Drug resistance is a major challenge in the fight against cancer. A new discovery could offer a way to overcome the obstacle.
A graffiti version of PacMan gobbles red pellets

A mechanism that enables cancer cells to scavenge dead cell debris for nourishment may lead to new ways to overcome drug resistance, a new study shows.

Drug resistance remains a major challenge in the fight against cancer.

“Cancer cells require a tremendous amount of nutrients,” says Aimee Edinger, professor of developmental and cell biology at the University of California, Irvine.

“Chemotherapy and other treatments that damage DNA force tumor cells to rev up their metabolism to make the repairs necessary to survive and grow. Targeting DNA metabolism in this way often works for a while, but in virtually all patients, tumor cells become resistant and the treatment becomes ineffective,” Edinger says.

In probing the problem, Edinger and researcher Vaishali Jayashankar examined a process called micropinocytosis.
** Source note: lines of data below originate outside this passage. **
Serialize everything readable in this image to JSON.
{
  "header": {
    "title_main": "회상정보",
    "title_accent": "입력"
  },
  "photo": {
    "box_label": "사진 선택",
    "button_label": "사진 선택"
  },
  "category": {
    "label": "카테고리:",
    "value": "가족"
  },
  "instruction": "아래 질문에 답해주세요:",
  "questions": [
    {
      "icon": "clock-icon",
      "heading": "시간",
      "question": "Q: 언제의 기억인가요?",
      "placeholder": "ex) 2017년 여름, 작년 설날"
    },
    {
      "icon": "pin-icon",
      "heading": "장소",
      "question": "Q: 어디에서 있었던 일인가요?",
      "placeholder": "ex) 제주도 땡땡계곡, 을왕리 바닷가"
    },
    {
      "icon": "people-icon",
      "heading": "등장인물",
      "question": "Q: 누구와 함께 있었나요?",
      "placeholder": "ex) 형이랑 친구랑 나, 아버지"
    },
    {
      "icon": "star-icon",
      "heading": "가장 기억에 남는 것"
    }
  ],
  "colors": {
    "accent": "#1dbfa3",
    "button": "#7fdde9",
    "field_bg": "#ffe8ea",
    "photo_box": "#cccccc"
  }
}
It enables a cancer cell desperate for nourishment to scoop up dead cell material within a tumor and feed on it.

“Tumors contain a lot of dead cells because the blood supply is abnormal, causing many cancer cells to starve to death,” Edinger says. “Using this method of scavenging, cancer cells can obtain the amino acids, sugars, fatty acids, and nucleotides they require to keep growing.”
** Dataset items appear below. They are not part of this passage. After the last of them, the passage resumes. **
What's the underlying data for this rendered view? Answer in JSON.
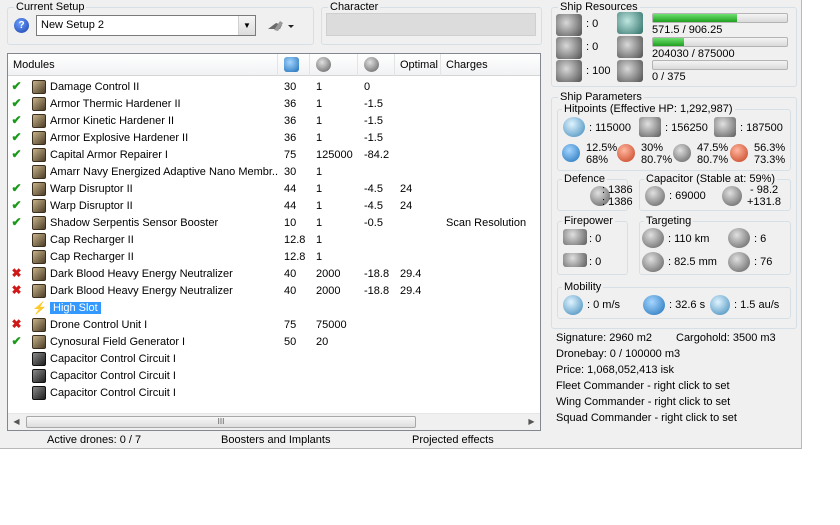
{
  "setup": {
    "group_title": "Current Setup",
    "selected": "New Setup 2",
    "help_icon": "question-icon",
    "tool_icon": "ship-tool-icon"
  },
  "character": {
    "group_title": "Character",
    "value": ""
  },
  "modules": {
    "headers": [
      "Modules",
      "",
      "",
      "",
      "Optimal",
      "Charges"
    ],
    "header_icons": [
      "cpu-icon",
      "powergrid-icon",
      "capacitor-icon"
    ],
    "rows": [
      {
        "status": "✔",
        "status_color": "#1a9a1a",
        "icon": "damage-control-icon",
        "name": "Damage Control II",
        "cpu": "30",
        "pg": "1",
        "cap": "0",
        "optimal": "",
        "charges": ""
      },
      {
        "status": "✔",
        "status_color": "#1a9a1a",
        "icon": "armor-hardener-icon",
        "name": "Armor Thermic Hardener II",
        "cpu": "36",
        "pg": "1",
        "cap": "-1.5",
        "optimal": "",
        "charges": ""
      },
      {
        "status": "✔",
        "status_color": "#1a9a1a",
        "icon": "armor-hardener-icon",
        "name": "Armor Kinetic Hardener II",
        "cpu": "36",
        "pg": "1",
        "cap": "-1.5",
        "optimal": "",
        "charges": ""
      },
      {
        "status": "✔",
        "status_color": "#1a9a1a",
        "icon": "armor-hardener-icon",
        "name": "Armor Explosive Hardener II",
        "cpu": "36",
        "pg": "1",
        "cap": "-1.5",
        "optimal": "",
        "charges": ""
      },
      {
        "status": "✔",
        "status_color": "#1a9a1a",
        "icon": "armor-repairer-icon",
        "name": "Capital Armor Repairer I",
        "cpu": "75",
        "pg": "125000",
        "cap": "-84.2",
        "optimal": "",
        "charges": ""
      },
      {
        "status": "",
        "status_color": "#1a9a1a",
        "icon": "membrane-icon",
        "name": "Amarr Navy Energized Adaptive Nano Membr...",
        "cpu": "30",
        "pg": "1",
        "cap": "",
        "optimal": "",
        "charges": ""
      },
      {
        "status": "✔",
        "status_color": "#1a9a1a",
        "icon": "warp-disruptor-icon",
        "name": "Warp Disruptor II",
        "cpu": "44",
        "pg": "1",
        "cap": "-4.5",
        "optimal": "24",
        "charges": ""
      },
      {
        "status": "✔",
        "status_color": "#1a9a1a",
        "icon": "warp-disruptor-icon",
        "name": "Warp Disruptor II",
        "cpu": "44",
        "pg": "1",
        "cap": "-4.5",
        "optimal": "24",
        "charges": ""
      },
      {
        "status": "✔",
        "status_color": "#1a9a1a",
        "icon": "sensor-booster-icon",
        "name": "Shadow Serpentis Sensor Booster",
        "cpu": "10",
        "pg": "1",
        "cap": "-0.5",
        "optimal": "",
        "charges": "Scan Resolution"
      },
      {
        "status": "",
        "status_color": "#1a9a1a",
        "icon": "cap-recharger-icon",
        "name": "Cap Recharger II",
        "cpu": "12.8",
        "pg": "1",
        "cap": "",
        "optimal": "",
        "charges": ""
      },
      {
        "status": "",
        "status_color": "#1a9a1a",
        "icon": "cap-recharger-icon",
        "name": "Cap Recharger II",
        "cpu": "12.8",
        "pg": "1",
        "cap": "",
        "optimal": "",
        "charges": ""
      },
      {
        "status": "✖",
        "status_color": "#d01818",
        "icon": "energy-neutralizer-icon",
        "name": "Dark Blood Heavy Energy Neutralizer",
        "cpu": "40",
        "pg": "2000",
        "cap": "-18.8",
        "optimal": "29.4",
        "charges": ""
      },
      {
        "status": "✖",
        "status_color": "#d01818",
        "icon": "energy-neutralizer-icon",
        "name": "Dark Blood Heavy Energy Neutralizer",
        "cpu": "40",
        "pg": "2000",
        "cap": "-18.8",
        "optimal": "29.4",
        "charges": ""
      },
      {
        "status": "",
        "status_color": "#1a9a1a",
        "icon": "high-slot-icon",
        "name": "High Slot",
        "cpu": "",
        "pg": "",
        "cap": "",
        "optimal": "",
        "charges": "",
        "selected": true
      },
      {
        "status": "✖",
        "status_color": "#d01818",
        "icon": "drone-control-icon",
        "name": "Drone Control Unit I",
        "cpu": "75",
        "pg": "75000",
        "cap": "",
        "optimal": "",
        "charges": ""
      },
      {
        "status": "✔",
        "status_color": "#1a9a1a",
        "icon": "cyno-field-icon",
        "name": "Cynosural Field Generator I",
        "cpu": "50",
        "pg": "20",
        "cap": "",
        "optimal": "",
        "charges": ""
      },
      {
        "status": "",
        "status_color": "#1a9a1a",
        "icon": "cap-control-circuit-icon",
        "name": "Capacitor Control Circuit I",
        "cpu": "",
        "pg": "",
        "cap": "",
        "optimal": "",
        "charges": ""
      },
      {
        "status": "",
        "status_color": "#1a9a1a",
        "icon": "cap-control-circuit-icon",
        "name": "Capacitor Control Circuit I",
        "cpu": "",
        "pg": "",
        "cap": "",
        "optimal": "",
        "charges": ""
      },
      {
        "status": "",
        "status_color": "#1a9a1a",
        "icon": "cap-control-circuit-icon",
        "name": "Capacitor Control Circuit I",
        "cpu": "",
        "pg": "",
        "cap": "",
        "optimal": "",
        "charges": ""
      }
    ],
    "scroll_grip": "III"
  },
  "statusbar": {
    "drones": "Active drones: 0 / 7",
    "boosters": "Boosters and Implants",
    "projected": "Projected effects"
  },
  "resources": {
    "title": "Ship Resources",
    "turret": ": 0",
    "launcher": ": 0",
    "drone_bw": ": 100",
    "cpu": "571.5 / 906.25",
    "cpu_fraction": 0.63,
    "powergrid": "204030 / 875000",
    "pg_fraction": 0.23,
    "calibration": "0 / 375",
    "cal_fraction": 0.0
  },
  "params": {
    "title": "Ship Parameters",
    "hitpoints_title": "Hitpoints (Effective HP: 1,292,987)",
    "shield_hp": ": 115000",
    "armor_hp": ": 156250",
    "structure_hp": ": 187500",
    "resists": [
      {
        "top": "12.5%",
        "bottom": "68%"
      },
      {
        "top": "30%",
        "bottom": "80.7%"
      },
      {
        "top": "47.5%",
        "bottom": "80.7%"
      },
      {
        "top": "56.3%",
        "bottom": "73.3%"
      }
    ],
    "defence_title": "Defence",
    "defence_top": ": 1386",
    "defence_bottom": ": 1386",
    "capacitor_title": "Capacitor (Stable at: 59%)",
    "capacitor_amount": ": 69000",
    "capacitor_delta_top": "- 98.2",
    "capacitor_delta_bottom": "+131.8",
    "firepower_title": "Firepower",
    "firepower_top": ": 0",
    "firepower_bottom": ": 0",
    "targeting_title": "Targeting",
    "target_range": ": 110 km",
    "max_targets": ": 6",
    "scan_res": ": 82.5 mm",
    "sensor_strength": ": 76",
    "mobility_title": "Mobility",
    "velocity": ": 0 m/s",
    "align_time": ": 32.6 s",
    "warp_speed": ": 1.5 au/s"
  },
  "info": {
    "signature": "Signature: 2960 m2",
    "cargohold": "Cargohold: 3500 m3",
    "dronebay": "Dronebay: 0 / 100000 m3",
    "price": "Price: 1,068,052,413 isk",
    "fleet": "Fleet Commander - right click to set",
    "wing": "Wing Commander - right click to set",
    "squad": "Squad Commander - right click to set"
  }
}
The new research reveals that macropinocytosis makes a previously unappreciated contribution to breast cancer drug-resistance. Edinger and Jayashankar also demonstrated that the same process could thwart treatments for pancreas and prostate cancer.

“What we see is that blocking macropinocytosis can help us to treat many different cancers more effectively,” Edinger says.

“This knowledge could enable better biomarker selection in clinical drug trials currently underway, leading to improved response to pharmaceutical combinations. It also provides a strong rationale for developing drugs that target and block macropinocytosis.”

The study appears in Nature Communications. Congressionally Directed Medical Research Programs (CDMRP), the University of California Cancer Research Coordinating Committee, the Chao Family Comprehensive Cancer Center Anti-Cancer Challenge, and UCI Applied Innovation funded the work.